Dataset creation

This repository implements the semi-automated image selection and pre-labeling strategies as described in this publication (in review). Images are sampled from Mapillary for manual annotation to create a dataset or street-level imagery on surface type and quality. This data can be used for training of classifiers of road surface type and quality.

The final dataset is published here.

If you use this dataset, please cite the corresponding publication:

@article{Kapp2025,
  title = {StreetSurfaceVis: a dataset of crowdsourced street-level imagery annotated by road surface type and quality},
  volume = {12},
  ISSN = {2052-4463},
  url = {http://dx.doi.org/10.1038/s41597-024-04295-9},
  DOI = {10.1038/s41597-024-04295-9},
  number = {1},
  journal = {Scientific Data},
  publisher = {Springer Science and Business Media LLC},
  author = {Kapp,  Alexandra and Hoffmann,  Edith and Weigmann,  Esther and Mihaljević,  Helena},
  year = {2025},
  month = jan,
  pages = {92}, 
}

The dataset resource may additionally be cited as:

@dataset{kapp_2024_11449977,
  author       = {Kapp, Alexandra and
                  Hoffmann, Edith and
                  Weigmann, Esther and
                  Mihaljevic, Helena},
  title        = {{StreetSurfaceVis: a dataset of street-level 
                   imagery with annotations of road surface type and
                   quality}},
  month        = jun,
  year         = 2024,
  publisher    = {Zenodo},
  version      = {V1.0},
  url          = {https://doi.org/10.5281/zenodo.11449977},
  howpublished =  {\emph{zenodo} \url{https://doi.org/10.5281/zenodo.11449977}}
}

Prerequisites

Mappillary Token

a file mapillary_token.txt needs to be created that holds the Mapillary access token for the API and is placed in the root folder of this repo.

OSM database

a PostGIS database that holds all streets of OSM for Germany is expected.

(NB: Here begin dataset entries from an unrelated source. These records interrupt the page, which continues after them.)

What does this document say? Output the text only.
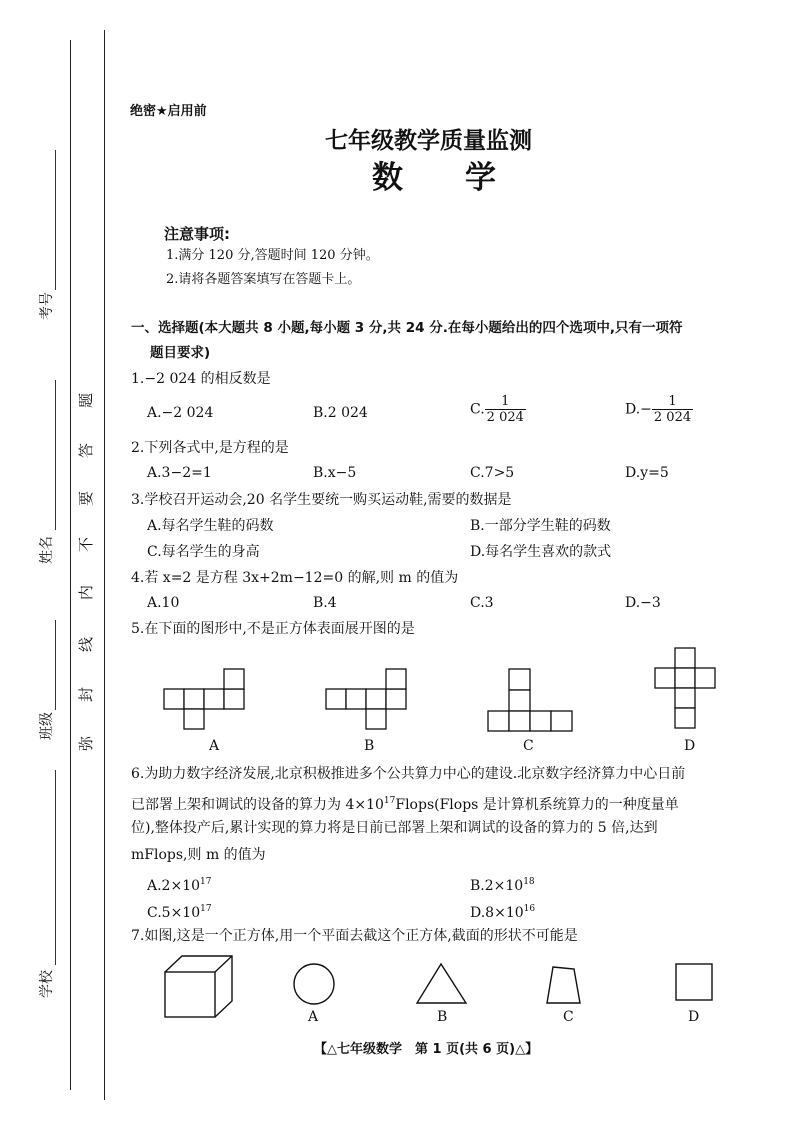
考号
姓名
班级
学校
题
答
要
不
内
线
封
弥
绝密★启用前
七年级教学质量监测
数　　学
注意事项:
1.满分 120 分,答题时间 120 分钟。
2.请将各题答案填写在答题卡上。
一、选择题(本大题共 8 小题,每小题 3 分,共 24 分.在每小题给出的四个选项中,只有一项符
题目要求)
1.−2 024 的相反数是
A.−2 024	B.2 024	C. $\frac{1}{2 024}$	$D.- \frac{1}{2 024}$
2.下列各式中,是方程的是
A.3−2=1	B.x−5	C.7>5	D.y=5
3.学校召开运动会,20 名学生要统一购买运动鞋,需要的数据是
A.每名学生鞋的码数	B.一部分学生鞋的码数
C.每名学生的身高	D.每名学生喜欢的款式
4.若 x=2 是方程 3x+2m−12=0 的解,则 m 的值为
A.10	B.4	C.3	D.−3
5.在下面的图形中,不是正方体表面展开图的是
A	B	C	D
6.为助力数字经济发展,北京积极推进多个公共算力中心的建设.北京数字经济算力中心日前
已部署上架和调试的设备的算力为 $4\times 10^{17}Flops(Flops$ 是计算机系统算力的一种度量单
位),整体投产后,累计实现的算力将是日前已部署上架和调试的设备的算力的 5 倍,达到
mFlops,则 m 的值为
$A.2\times 10^{17}$	$B.2\times 10^{18}$
$C.5\times 10^{17}$	$D.8\times 10^{16}$
7.如图,这是一个正方体,用一个平面去截这个正方体,截面的形状不可能是
A	B	C	D
【△七年级数学　第 1 页(共 6 页)△】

Therefore, osmosis is used (requires prior installation of postgresql, postgis, osmosis):

    createdb osmGermany
    psql  -d osmGermany -c  'CREATE EXTENSION postgis;'
    psql  -d osmGermany -c  'CREATE EXTENSION hstore;'

    # Download the osmosis setup script: https://github.com/openstreetmap/osmosis/releases/tag/0.48.3
    psql -d osmGermany -f osmosis-0.48.3/script/pgsnapshot_schema_0.6.sql

    osmosis --read-pbf germany-latest.osm.pbf --tf accept-ways 'highway=*' --used-node --tf reject-relations --log-progress --write-pgsql database=osmGermany

a database_credential.py file is expected in the root folder in the format of:

database = "osmGermany"
user = "USER_NAME"
host = "HOST"

For our run, metadata for Mapillary and OSM both taken from 20th November 2023.

A second set of Mapillary images metadata (for versions V0.100 and V0.200) were queried May 2024.

Dataset creation

This is the entry point for creation of train and test datasets. There, all 8 steps (+ 2 additional for catching annotation errors) are sequentially executed. Their respective scripts can be found in this folder.

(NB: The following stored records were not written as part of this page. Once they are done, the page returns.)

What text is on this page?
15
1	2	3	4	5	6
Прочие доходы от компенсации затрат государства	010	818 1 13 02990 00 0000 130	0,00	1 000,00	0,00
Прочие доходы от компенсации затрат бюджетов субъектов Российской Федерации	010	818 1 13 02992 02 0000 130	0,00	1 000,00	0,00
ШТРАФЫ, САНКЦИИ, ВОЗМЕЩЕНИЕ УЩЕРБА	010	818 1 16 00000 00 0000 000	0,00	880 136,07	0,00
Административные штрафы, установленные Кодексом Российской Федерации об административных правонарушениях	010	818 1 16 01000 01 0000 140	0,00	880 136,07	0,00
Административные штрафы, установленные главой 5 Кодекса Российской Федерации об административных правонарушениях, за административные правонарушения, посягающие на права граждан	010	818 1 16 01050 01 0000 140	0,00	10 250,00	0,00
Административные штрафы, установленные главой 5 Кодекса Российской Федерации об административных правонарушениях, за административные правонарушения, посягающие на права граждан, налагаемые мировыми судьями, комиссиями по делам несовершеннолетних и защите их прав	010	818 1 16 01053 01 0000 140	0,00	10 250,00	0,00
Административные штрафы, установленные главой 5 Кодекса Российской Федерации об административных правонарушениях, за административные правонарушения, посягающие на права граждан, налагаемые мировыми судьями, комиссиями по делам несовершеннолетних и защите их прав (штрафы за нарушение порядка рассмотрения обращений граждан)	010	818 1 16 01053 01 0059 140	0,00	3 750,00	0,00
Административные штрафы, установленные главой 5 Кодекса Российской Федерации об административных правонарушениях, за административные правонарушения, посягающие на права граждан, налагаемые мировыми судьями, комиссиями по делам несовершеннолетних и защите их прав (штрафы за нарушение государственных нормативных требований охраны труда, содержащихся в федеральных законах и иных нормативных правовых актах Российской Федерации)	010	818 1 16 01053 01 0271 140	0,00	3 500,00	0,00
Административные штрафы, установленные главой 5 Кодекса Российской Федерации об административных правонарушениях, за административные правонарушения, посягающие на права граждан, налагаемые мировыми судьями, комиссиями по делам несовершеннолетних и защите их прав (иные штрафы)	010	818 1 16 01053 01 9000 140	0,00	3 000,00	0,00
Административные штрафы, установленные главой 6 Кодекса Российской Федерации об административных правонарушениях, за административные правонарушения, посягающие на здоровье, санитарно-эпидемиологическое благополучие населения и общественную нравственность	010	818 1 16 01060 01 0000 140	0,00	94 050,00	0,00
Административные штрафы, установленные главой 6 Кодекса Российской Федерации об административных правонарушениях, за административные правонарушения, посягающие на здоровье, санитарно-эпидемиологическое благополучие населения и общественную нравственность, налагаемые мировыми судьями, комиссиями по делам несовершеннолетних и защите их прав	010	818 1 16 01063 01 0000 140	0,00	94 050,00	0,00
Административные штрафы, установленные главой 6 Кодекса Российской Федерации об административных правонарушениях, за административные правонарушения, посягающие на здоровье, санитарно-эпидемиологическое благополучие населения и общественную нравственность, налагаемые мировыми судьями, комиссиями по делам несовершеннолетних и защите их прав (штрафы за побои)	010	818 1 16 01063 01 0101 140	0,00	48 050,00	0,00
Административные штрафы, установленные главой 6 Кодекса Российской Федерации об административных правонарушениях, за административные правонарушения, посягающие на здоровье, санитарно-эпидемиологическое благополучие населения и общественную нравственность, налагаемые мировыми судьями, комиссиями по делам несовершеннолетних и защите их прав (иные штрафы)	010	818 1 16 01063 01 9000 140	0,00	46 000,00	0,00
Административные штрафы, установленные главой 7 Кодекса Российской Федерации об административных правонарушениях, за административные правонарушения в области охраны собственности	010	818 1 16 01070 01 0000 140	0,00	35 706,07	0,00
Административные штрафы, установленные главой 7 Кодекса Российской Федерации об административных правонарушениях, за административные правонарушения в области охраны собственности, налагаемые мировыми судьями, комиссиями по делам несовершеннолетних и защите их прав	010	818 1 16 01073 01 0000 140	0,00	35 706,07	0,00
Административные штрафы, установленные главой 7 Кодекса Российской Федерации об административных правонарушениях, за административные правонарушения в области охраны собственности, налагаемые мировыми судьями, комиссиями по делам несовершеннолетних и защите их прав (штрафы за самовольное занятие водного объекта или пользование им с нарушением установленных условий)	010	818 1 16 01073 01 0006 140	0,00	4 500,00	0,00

These steps are the following:

Create test data

Step 0: create test data
Selection of five cities as test data, which will be entirely excluded from the training data set. These cities are all in Germany but differ in their region (north, west, east, south-east, south-west) and in their size. We used cities with good Mapillary image coverage.
- München (Munich)
- Heilbronn
- Köln (Cologne)
- Lüneburg (Lunenburg)
- Dresden

For each city, we aim to obtain a diverse dataset. We thus restrict

the number of images per Mapillary sequence to 10 images
the number of images per 100mx100m grid cell to 5 images.

We further remove images from the Autobahn, as they take up a larger share of images, however, we are interested in classifying urban regions. (Autobahn has typically good/excellent asphalt).

We then sample 200 images per city.

Create training data

For the training data, our aim is to intersect Mapillary images with OSM surface and smoothness tags and create a labeled dataset.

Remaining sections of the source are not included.